Kedua, virus kuning (Begomovirus) yang ditularkan kutu kebul. Daun keriting disertai mosaik kuning, pertumbuhan kerdil, dan buah kecil. Tidak ada obat, fokus pada pengendalian vektor kutu kebul dan cabut tanaman terserang berat. Ketiga, tungau (Tetranychus sp.) yang aktif di musim kemarau. Daun keriting ke bawah, ada jaring halus, dan bintik kuning. Semprot akarisida seperti abamektin.
Keempat, kekurangan unsur hara seng (Zn).

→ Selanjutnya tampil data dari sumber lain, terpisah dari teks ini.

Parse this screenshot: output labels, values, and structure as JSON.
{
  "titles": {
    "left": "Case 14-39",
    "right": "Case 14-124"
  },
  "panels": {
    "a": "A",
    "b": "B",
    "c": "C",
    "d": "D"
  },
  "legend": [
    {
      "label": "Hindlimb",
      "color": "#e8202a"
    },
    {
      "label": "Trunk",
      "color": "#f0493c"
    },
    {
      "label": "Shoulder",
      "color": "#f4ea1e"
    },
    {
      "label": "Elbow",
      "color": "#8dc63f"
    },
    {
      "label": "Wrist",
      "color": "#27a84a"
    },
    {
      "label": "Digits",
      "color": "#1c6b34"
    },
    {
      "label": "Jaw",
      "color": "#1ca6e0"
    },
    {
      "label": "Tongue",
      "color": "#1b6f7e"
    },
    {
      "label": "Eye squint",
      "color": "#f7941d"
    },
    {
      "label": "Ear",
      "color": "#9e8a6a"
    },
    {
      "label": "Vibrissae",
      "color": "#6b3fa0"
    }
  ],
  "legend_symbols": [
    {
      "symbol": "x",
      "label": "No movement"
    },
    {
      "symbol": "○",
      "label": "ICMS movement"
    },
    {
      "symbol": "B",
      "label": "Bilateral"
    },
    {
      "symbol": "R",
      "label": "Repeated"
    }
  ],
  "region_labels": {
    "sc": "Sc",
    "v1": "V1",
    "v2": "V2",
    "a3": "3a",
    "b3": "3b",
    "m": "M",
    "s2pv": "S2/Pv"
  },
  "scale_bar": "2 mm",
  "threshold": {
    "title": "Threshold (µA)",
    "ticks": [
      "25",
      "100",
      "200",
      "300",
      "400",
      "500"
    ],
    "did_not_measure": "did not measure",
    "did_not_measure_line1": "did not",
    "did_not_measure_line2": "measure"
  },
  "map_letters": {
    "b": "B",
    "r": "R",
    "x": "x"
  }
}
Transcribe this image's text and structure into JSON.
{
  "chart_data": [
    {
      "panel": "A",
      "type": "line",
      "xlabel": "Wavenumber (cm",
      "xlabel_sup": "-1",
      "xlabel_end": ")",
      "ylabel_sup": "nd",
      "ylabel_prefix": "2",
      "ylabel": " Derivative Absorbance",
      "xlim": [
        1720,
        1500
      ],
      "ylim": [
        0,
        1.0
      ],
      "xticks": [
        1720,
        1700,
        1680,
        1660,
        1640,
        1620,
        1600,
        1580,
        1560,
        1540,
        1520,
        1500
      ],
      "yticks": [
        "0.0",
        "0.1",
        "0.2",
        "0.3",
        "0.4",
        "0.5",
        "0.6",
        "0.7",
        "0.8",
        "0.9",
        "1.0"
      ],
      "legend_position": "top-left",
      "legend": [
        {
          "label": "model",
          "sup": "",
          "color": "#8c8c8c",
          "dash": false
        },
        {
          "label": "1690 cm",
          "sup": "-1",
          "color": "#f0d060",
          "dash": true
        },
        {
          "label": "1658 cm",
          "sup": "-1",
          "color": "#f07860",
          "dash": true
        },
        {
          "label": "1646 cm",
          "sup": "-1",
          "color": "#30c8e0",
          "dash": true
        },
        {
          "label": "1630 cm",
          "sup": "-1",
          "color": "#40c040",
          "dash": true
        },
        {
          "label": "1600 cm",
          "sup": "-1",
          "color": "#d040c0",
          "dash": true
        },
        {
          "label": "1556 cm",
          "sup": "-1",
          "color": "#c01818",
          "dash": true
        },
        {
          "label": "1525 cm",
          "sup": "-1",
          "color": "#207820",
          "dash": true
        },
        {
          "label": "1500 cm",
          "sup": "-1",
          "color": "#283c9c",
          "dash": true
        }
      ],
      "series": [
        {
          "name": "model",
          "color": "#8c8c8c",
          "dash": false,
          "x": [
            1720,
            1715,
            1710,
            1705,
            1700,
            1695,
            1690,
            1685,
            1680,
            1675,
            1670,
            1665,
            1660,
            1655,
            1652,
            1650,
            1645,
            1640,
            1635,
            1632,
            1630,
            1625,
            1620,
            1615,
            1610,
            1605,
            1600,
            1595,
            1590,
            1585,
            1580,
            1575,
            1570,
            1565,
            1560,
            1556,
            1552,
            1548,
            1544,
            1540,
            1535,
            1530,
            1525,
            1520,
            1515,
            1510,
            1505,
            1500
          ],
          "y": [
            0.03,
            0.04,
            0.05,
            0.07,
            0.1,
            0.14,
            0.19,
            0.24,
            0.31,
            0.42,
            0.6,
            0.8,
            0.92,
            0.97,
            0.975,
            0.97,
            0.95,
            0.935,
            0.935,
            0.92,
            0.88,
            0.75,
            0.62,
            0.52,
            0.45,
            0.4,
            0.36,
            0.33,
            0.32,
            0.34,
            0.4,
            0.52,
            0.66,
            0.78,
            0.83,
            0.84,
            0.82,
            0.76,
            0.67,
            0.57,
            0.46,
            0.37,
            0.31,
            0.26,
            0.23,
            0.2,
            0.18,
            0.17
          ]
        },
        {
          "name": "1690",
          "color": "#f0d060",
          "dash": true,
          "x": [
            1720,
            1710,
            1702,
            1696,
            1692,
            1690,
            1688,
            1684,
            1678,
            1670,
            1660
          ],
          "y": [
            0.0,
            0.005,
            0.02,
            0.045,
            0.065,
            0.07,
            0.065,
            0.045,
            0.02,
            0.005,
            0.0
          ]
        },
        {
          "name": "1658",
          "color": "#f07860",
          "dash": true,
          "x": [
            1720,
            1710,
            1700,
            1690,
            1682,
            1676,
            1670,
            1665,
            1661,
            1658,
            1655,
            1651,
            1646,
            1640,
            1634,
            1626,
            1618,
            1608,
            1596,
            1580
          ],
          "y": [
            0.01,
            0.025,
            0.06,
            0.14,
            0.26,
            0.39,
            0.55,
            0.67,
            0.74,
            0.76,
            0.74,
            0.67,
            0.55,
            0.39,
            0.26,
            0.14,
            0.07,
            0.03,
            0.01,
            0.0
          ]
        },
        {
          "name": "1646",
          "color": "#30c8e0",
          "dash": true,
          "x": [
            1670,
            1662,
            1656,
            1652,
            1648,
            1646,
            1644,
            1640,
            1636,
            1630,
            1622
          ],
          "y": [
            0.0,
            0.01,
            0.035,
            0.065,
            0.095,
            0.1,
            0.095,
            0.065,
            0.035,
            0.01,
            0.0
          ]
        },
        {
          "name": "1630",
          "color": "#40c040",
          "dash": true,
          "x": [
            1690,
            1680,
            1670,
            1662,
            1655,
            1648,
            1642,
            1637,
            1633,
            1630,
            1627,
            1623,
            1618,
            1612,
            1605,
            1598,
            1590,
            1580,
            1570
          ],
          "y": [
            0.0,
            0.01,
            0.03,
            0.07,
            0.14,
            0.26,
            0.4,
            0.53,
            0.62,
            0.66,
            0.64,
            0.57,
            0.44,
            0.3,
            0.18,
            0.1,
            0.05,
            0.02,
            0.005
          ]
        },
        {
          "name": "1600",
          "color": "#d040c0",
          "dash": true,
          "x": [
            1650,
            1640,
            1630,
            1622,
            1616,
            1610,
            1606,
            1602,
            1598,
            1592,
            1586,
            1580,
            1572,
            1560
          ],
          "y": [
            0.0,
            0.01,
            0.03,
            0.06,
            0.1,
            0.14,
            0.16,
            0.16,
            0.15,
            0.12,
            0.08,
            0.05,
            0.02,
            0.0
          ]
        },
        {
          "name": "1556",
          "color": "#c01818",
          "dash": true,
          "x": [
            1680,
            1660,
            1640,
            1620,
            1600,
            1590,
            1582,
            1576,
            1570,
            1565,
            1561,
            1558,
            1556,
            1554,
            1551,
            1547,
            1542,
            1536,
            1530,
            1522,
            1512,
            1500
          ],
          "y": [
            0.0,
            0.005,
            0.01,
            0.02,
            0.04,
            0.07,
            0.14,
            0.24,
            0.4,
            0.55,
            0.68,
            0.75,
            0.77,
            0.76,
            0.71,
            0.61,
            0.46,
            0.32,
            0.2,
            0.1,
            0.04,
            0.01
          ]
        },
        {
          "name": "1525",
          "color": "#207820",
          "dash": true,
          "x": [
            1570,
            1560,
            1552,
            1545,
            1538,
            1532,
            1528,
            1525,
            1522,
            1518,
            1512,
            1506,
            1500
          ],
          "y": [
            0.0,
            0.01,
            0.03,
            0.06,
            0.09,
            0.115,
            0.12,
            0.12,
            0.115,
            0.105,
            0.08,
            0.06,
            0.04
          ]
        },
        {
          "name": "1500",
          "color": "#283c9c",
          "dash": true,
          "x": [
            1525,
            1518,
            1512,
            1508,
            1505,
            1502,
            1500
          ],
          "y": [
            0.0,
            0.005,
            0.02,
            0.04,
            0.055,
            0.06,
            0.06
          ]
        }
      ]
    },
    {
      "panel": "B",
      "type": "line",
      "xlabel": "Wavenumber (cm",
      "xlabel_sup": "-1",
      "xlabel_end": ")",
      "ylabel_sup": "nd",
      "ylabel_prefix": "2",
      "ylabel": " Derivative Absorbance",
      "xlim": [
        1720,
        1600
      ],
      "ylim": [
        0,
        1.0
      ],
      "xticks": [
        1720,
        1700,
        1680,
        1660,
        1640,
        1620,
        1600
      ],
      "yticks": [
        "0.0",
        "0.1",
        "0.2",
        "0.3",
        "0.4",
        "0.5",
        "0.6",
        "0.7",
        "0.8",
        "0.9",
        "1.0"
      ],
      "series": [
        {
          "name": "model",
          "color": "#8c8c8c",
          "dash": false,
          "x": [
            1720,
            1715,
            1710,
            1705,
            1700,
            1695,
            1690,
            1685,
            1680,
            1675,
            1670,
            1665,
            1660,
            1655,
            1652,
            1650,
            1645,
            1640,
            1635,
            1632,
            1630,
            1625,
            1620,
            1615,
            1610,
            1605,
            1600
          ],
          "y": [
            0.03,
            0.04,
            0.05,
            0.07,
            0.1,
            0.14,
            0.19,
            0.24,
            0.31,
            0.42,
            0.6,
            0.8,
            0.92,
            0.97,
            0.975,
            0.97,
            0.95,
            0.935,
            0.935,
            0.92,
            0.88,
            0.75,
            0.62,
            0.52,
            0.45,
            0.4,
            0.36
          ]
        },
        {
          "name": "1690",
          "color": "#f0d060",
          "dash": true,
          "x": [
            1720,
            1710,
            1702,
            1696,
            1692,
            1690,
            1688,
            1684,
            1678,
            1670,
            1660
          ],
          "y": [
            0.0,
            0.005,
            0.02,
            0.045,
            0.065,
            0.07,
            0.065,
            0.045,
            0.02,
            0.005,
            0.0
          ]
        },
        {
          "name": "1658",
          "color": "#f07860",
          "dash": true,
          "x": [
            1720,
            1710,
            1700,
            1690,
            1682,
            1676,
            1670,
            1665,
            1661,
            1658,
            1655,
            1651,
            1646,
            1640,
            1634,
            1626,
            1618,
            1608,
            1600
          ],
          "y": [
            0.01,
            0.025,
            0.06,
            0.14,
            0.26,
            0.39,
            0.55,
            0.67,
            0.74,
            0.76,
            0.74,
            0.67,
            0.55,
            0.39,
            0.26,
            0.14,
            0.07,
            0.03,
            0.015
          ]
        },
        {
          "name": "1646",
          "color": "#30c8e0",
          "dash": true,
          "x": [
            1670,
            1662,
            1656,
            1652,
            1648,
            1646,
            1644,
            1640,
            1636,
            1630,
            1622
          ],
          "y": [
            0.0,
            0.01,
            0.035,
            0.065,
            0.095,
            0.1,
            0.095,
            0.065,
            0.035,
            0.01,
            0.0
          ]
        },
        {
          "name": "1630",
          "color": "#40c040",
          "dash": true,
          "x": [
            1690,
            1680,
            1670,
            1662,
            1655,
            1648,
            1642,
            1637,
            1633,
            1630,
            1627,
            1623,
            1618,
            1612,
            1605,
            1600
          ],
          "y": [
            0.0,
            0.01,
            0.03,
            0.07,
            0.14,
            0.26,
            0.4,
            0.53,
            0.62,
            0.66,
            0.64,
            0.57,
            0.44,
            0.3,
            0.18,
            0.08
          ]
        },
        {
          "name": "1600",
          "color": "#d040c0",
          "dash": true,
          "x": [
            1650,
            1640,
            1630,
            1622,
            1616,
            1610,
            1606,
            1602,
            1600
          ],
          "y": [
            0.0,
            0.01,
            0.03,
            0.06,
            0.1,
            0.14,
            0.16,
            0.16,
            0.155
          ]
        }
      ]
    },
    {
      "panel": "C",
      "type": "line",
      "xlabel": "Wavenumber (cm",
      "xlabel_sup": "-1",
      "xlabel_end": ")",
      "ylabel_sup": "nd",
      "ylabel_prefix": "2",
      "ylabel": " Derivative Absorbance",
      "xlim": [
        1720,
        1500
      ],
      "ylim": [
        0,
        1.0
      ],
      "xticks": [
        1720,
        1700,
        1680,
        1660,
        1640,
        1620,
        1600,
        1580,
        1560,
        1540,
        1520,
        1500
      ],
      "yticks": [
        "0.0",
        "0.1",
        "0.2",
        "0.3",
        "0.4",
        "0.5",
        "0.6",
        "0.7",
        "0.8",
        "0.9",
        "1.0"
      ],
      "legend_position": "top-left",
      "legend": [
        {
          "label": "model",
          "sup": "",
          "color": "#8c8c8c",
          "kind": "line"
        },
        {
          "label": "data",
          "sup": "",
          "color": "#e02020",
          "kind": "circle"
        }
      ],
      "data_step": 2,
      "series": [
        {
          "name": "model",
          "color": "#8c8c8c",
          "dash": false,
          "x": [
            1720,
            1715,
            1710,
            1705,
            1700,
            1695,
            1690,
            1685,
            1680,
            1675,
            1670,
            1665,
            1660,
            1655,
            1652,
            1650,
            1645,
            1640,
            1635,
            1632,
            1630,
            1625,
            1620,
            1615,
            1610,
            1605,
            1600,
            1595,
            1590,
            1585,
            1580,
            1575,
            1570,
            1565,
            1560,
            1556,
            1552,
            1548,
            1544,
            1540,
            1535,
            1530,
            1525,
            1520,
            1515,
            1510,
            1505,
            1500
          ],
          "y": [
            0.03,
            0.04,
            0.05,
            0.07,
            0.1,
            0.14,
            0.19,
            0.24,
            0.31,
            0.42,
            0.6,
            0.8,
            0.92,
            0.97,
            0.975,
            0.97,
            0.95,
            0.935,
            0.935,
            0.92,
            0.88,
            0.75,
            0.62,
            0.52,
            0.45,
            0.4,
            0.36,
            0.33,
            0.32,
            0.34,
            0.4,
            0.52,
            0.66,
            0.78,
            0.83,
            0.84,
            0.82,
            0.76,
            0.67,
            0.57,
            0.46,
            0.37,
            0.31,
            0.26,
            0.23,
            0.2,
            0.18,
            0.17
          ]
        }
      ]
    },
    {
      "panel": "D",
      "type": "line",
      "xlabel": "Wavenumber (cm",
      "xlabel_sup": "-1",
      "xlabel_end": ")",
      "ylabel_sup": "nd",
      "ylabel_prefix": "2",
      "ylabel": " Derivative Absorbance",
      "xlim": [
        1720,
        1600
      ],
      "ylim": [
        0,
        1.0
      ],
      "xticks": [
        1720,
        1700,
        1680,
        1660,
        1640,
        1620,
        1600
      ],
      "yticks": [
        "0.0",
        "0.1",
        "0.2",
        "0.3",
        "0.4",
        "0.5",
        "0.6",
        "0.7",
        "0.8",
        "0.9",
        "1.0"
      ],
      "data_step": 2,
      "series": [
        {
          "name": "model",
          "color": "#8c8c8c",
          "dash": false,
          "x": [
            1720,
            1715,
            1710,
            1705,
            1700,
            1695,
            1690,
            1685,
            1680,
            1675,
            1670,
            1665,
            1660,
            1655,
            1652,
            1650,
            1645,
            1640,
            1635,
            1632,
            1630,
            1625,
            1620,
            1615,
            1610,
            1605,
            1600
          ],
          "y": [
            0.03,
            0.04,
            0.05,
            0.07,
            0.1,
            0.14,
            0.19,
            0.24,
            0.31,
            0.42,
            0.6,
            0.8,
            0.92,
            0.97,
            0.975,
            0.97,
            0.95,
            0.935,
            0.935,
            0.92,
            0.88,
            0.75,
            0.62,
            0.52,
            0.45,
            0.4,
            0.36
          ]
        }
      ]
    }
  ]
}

Daun keriting dengan tepi menguning dan pertumbuhan terhambat. Aplikasi pupuk daun yang mengandung Zn atau koreksi pH tanah. Terakhir, stres air akibat penyiraman tidak teratur. Daun keriting sementara, terutama siang hari. Atur irigasi rutin pagi/sore, beri mulsa untuk menjaga kelembaban.